While Mr Inflation repaid most of our mortgages, the current generation has no such certainty.

“And more to the point, the public sector debt pile will need to be refinanced by them too. QE [quantitative easing] might have bailed us out but it does nothing to enhance the prospects of future generations other than it has helped them to grow accustomed to a lifestyle which they, going forward, will barely be able to afford.

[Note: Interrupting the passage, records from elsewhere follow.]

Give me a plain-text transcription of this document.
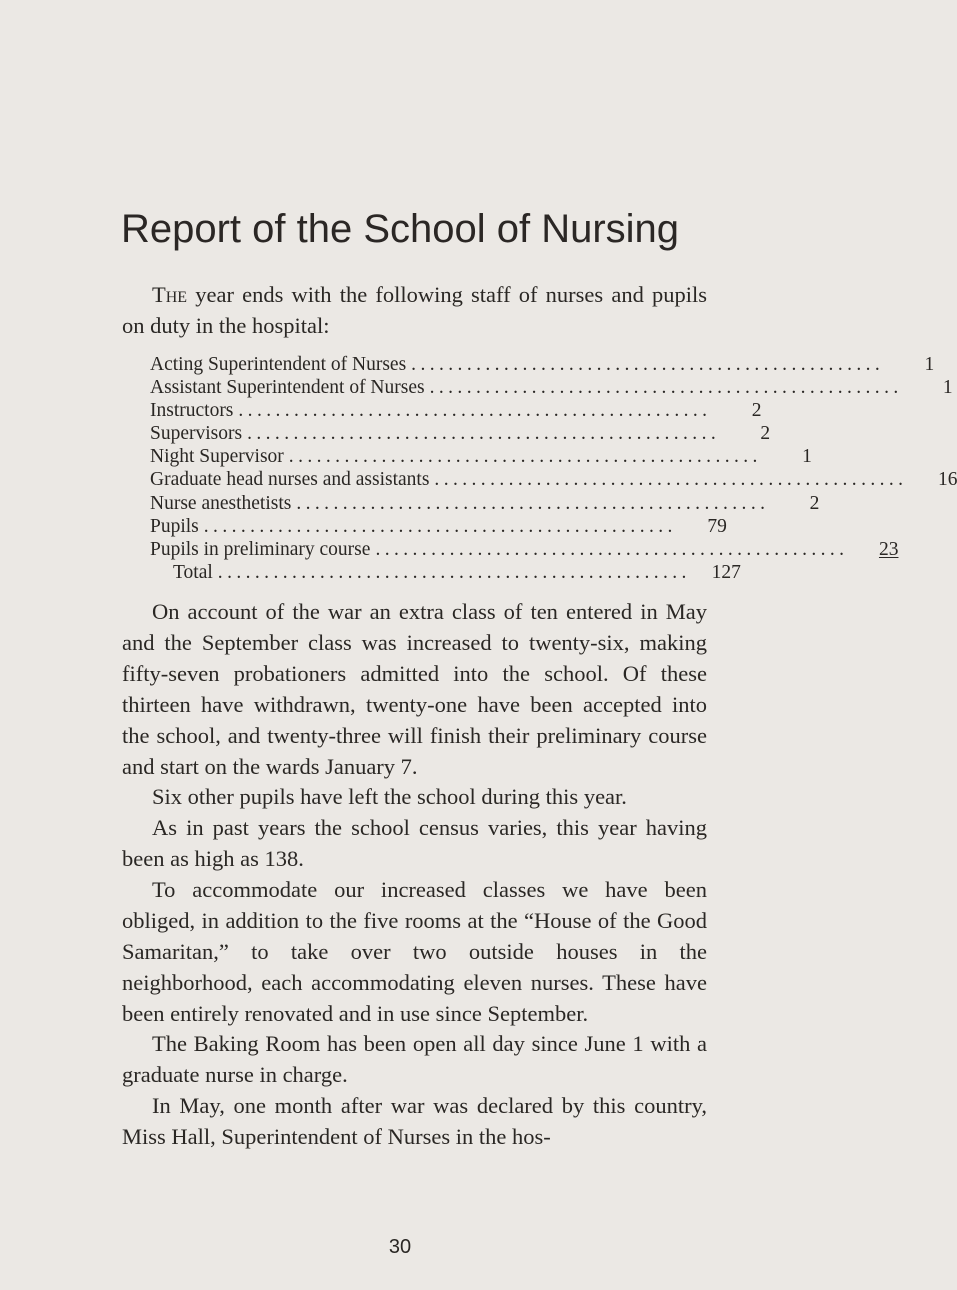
Report of the School of Nursing

The year ends with the following staff of nurses and pupils on duty in the hospital:

Acting Superintendent of Nurses ...................................................	1
Assistant Superintendent of Nurses ...................................................	1
Instructors ...................................................	2
Supervisors ...................................................	2
Night Supervisor ...................................................	1
Graduate head nurses and assistants ...................................................	16
Nurse anesthetists ...................................................	2
Pupils ...................................................	79
Pupils in preliminary course ...................................................	23
Total ...................................................	127

On account of the war an extra class of ten entered in May and the September class was increased to twenty-six, making fifty-seven probationers admitted into the school. Of these thirteen have withdrawn, twenty-one have been accepted into the school, and twenty-three will finish their preliminary course and start on the wards January 7.

Six other pupils have left the school during this year.

As in past years the school census varies, this year having been as high as 138.

To accommodate our increased classes we have been obliged, in addition to the five rooms at the “House of the Good Samaritan,” to take over two outside houses in the neighborhood, each accommodating eleven nurses. These have been entirely renovated and in use since September.

The Baking Room has been open all day since June 1 with a graduate nurse in charge.

In May, one month after war was declared by this country, Miss Hall, Superintendent of Nurses in the hos-

30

“And as noted, we ourselves couldn’t have sent them to private schools, let them go on rugby tours to Australia and South Africa, taken them skiing in Verbier and put them through university with a car of their own without Mr Inflation having subsidised it all. Take him out of the equation and it all goes rather pear-shaped.

“When I hear the likes of young Miss Thunberg demand that we slow things down and revert to lifestyles more like those of our grandparents and great grandparents all I can say is ‘beware of what you wish for’.

“Modern Monetary Theory or MMT assumes that the borrowing can go on forever as long as nobody ever demands to have their money back. Seeing as that increasingly more savings will be needed in order to cover longer life expectancy, I suppose that’s where proponents of MMT take the thought from that nobody will ever actually want repayment.

“Tell that to the owners of the Argentina 100 year bond which two years after issuance and 98 years to run to maturity has lost around 60 per cent of its value.”

Mr Peters’ warning about QE is well understood by the Reserve Bank and has been explained by governor Philip Lowe. It’s part of the reason why I think the RBA won’t go there.

AMP is predicting the RBA will cut interests rates as early as next week.
RBA Philip Lowe has signalled his reticence to implement QE. Photo: AAP

It’s bad enough that the RBA has been pushed into lowering rates here close to zero – and below zero in real terms for savers.

There are a few bank term deposit rates of two per cent still on offer, but they might not last long. A rate of 1.7 per cent is more common – and that is the inflation rate, so in real terms, the rate is zero.

But earn as little as $18,201 in a year and you become liable to pay 19 cents tax on every dollar above that level.

That means a 1.7 per cent term deposit rate only pays a dividend of 1.38 per cent after the minimum tax rate – negative in real terms.

And even a 2 per cent term deposit only plays 1.66 per cent after tax – also going backwards in real terms.

That’s the obvious driver for people to go searching for higher yields and that, in turn, is pushing up asset prices, creating bubbles based purely on the cost of money.

It’s not healthy in the longer term for the economy. It rewards the asset-rich, increasing our wealth inequality and forces savers to take greater risks that could be expensive when we eventually return to more sustainable inflation and interest rates.